The presented work was part of the project AVATOR and funded by the Fraunhofer-Society within the Fraunhofer vs. Corona campaign which is gratefully acknowledged.

8. References

[1]     Miller, S.L., et al., Transmission of SARS-CoV-2 by inhalation of respiratory aerosol in the Skagit Valley Chorale superspreading event, Indoor Air 31 (2020), p. 314-323, DOI: 10.1111/ina.12751.

[2]     Raeiszadeh, M., et.al., A Critical Review on Ultraviolet Disinfection Systems against COVID-19 Outbreak: Applicability, Validation, and Safety Considerations, ACS Photonics 2020, 7, 11, 2941–2951, DOI: 10.1021/acsphotonics.0c01245.

[3]     Fukui, T. et.al., Exploratory clinical trial on the safety and bactericidal effect of 222-nm ultraviolet C irradiation in healthy humans, PLoS ONE 15(8): e0235948., DOI: 10.1371/journal.pone.0235948.

[4]     Storm, N., et al. Rapid and complete inactivation of SARS-CoV-2 by ultraviolet-C irradiation. Sci Rep 10, 22421 (2020). DOI: 10.1038/s41598-020-79600-8.

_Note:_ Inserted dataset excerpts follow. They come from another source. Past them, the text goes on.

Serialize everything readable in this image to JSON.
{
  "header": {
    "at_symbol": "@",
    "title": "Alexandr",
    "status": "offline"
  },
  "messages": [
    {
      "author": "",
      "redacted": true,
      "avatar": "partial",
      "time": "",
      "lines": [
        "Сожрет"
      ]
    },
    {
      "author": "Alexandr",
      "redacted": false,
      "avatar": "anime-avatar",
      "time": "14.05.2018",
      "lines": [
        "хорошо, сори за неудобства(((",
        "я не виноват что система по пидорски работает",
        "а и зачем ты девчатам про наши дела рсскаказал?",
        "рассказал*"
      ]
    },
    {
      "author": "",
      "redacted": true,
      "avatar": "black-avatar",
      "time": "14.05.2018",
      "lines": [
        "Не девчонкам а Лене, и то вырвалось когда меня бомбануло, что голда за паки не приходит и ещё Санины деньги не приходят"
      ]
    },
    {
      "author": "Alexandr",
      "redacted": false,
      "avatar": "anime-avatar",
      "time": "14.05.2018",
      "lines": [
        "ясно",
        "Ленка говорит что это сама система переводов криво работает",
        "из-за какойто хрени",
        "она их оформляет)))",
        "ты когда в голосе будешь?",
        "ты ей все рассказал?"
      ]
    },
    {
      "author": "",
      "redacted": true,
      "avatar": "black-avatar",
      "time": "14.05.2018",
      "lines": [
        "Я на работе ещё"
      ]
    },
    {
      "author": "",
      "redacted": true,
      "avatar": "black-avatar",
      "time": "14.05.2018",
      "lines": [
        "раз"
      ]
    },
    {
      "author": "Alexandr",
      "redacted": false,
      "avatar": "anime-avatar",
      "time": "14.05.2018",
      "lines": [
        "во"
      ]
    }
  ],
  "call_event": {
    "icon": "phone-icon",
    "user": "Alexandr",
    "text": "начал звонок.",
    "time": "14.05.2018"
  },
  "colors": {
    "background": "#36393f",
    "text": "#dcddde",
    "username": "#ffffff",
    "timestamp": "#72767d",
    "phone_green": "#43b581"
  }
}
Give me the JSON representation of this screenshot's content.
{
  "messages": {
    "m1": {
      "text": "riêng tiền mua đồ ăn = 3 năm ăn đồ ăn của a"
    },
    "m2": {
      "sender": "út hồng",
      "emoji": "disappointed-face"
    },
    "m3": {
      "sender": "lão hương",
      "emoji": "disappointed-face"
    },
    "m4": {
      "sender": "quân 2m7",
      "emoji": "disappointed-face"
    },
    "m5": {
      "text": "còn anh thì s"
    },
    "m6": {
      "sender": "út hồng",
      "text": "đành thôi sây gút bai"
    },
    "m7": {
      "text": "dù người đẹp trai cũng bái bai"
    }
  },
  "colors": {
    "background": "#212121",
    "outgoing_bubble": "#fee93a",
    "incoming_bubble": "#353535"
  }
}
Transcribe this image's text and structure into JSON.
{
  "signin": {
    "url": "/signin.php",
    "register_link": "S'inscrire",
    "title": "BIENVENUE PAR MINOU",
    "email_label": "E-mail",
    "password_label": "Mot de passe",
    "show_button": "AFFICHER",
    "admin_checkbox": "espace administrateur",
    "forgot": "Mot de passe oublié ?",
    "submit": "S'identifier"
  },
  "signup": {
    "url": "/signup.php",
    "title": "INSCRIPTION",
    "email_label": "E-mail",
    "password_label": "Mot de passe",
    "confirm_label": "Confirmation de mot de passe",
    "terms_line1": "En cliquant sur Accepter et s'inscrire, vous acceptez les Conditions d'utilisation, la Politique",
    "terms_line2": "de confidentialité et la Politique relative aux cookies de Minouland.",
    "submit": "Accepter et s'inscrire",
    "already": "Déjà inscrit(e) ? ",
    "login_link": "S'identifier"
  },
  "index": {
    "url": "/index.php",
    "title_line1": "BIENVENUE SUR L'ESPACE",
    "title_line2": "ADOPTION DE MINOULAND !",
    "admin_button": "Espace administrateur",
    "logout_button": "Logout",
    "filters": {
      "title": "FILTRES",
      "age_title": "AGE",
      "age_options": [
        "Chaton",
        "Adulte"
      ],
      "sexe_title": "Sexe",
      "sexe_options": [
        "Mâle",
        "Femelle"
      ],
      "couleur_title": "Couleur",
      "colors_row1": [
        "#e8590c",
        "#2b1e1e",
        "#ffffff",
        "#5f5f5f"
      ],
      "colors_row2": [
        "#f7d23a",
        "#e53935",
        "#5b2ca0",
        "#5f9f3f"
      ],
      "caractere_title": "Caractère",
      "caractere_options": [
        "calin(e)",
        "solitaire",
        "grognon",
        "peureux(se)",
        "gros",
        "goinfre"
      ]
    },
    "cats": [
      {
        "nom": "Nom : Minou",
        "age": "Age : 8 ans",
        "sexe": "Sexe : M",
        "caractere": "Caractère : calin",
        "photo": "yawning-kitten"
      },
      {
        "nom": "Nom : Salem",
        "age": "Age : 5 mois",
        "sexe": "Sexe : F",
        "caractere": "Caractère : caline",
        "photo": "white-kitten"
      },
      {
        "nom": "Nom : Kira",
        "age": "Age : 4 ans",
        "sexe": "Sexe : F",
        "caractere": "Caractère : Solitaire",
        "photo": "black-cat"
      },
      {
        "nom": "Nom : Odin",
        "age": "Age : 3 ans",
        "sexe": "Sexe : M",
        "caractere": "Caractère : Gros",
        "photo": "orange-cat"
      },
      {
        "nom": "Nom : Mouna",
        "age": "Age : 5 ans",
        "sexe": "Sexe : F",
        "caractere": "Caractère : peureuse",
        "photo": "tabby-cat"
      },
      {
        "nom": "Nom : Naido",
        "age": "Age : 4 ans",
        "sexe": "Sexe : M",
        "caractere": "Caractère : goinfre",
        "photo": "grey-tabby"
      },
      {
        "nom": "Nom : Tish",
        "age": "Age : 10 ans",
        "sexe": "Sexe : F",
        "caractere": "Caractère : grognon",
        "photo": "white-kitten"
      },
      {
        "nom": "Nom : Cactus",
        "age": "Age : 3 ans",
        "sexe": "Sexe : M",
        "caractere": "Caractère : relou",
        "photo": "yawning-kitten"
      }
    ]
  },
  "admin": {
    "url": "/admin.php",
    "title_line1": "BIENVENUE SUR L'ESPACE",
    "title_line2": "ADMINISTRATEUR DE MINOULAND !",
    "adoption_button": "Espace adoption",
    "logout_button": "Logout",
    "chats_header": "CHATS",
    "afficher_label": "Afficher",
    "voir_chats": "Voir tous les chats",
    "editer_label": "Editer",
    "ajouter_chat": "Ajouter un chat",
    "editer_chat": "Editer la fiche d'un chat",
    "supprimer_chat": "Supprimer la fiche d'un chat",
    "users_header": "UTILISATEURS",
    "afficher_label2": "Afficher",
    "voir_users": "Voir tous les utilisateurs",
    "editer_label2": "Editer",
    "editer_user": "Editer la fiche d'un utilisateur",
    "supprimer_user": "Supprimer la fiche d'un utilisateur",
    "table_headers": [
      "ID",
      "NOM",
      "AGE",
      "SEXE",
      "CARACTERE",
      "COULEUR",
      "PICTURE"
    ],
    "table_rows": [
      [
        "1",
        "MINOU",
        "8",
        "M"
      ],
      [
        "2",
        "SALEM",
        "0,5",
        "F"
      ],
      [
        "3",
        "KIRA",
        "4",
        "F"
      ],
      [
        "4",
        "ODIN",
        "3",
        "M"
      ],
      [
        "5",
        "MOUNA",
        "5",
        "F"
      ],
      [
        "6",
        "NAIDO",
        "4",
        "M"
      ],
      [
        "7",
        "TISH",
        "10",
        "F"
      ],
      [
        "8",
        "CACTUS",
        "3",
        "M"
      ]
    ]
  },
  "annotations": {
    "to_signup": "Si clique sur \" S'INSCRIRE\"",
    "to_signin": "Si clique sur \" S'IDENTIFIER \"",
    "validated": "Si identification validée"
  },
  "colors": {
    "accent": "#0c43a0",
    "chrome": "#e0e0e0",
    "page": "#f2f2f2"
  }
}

[5]     Beggs C. B., et.al., Upper-room ultraviolet air disinfection might help to reduce COVID-19 transmission in buildings: a feasibility study, PeerJ 8:e10196, DOI: 10.7717/peerj.10196.

[6]     Fennelly M, et al. Effectiveness of a plasma treatment device on microbial air quality in a hospital ward, monitored by culture, J Hosp Infect. 2021; 108:109-112. doi:10.1016/j.jhin.2020.11.006.

[7]     Kropinski, A.M., et al., Enumeration of bacteriophages by double agar overlay plaque assay, in Bacteriophages. 2009, Springer. p. 69-76.

Full article: https://proceedings.open.tudelft.nl/clima2022/article/view/214

Data Statement

The datasets generated and analysed during the current study are not available because of the ongoing validation and up-scaling process but the authors will make every reasonable effort to publish them in the near future.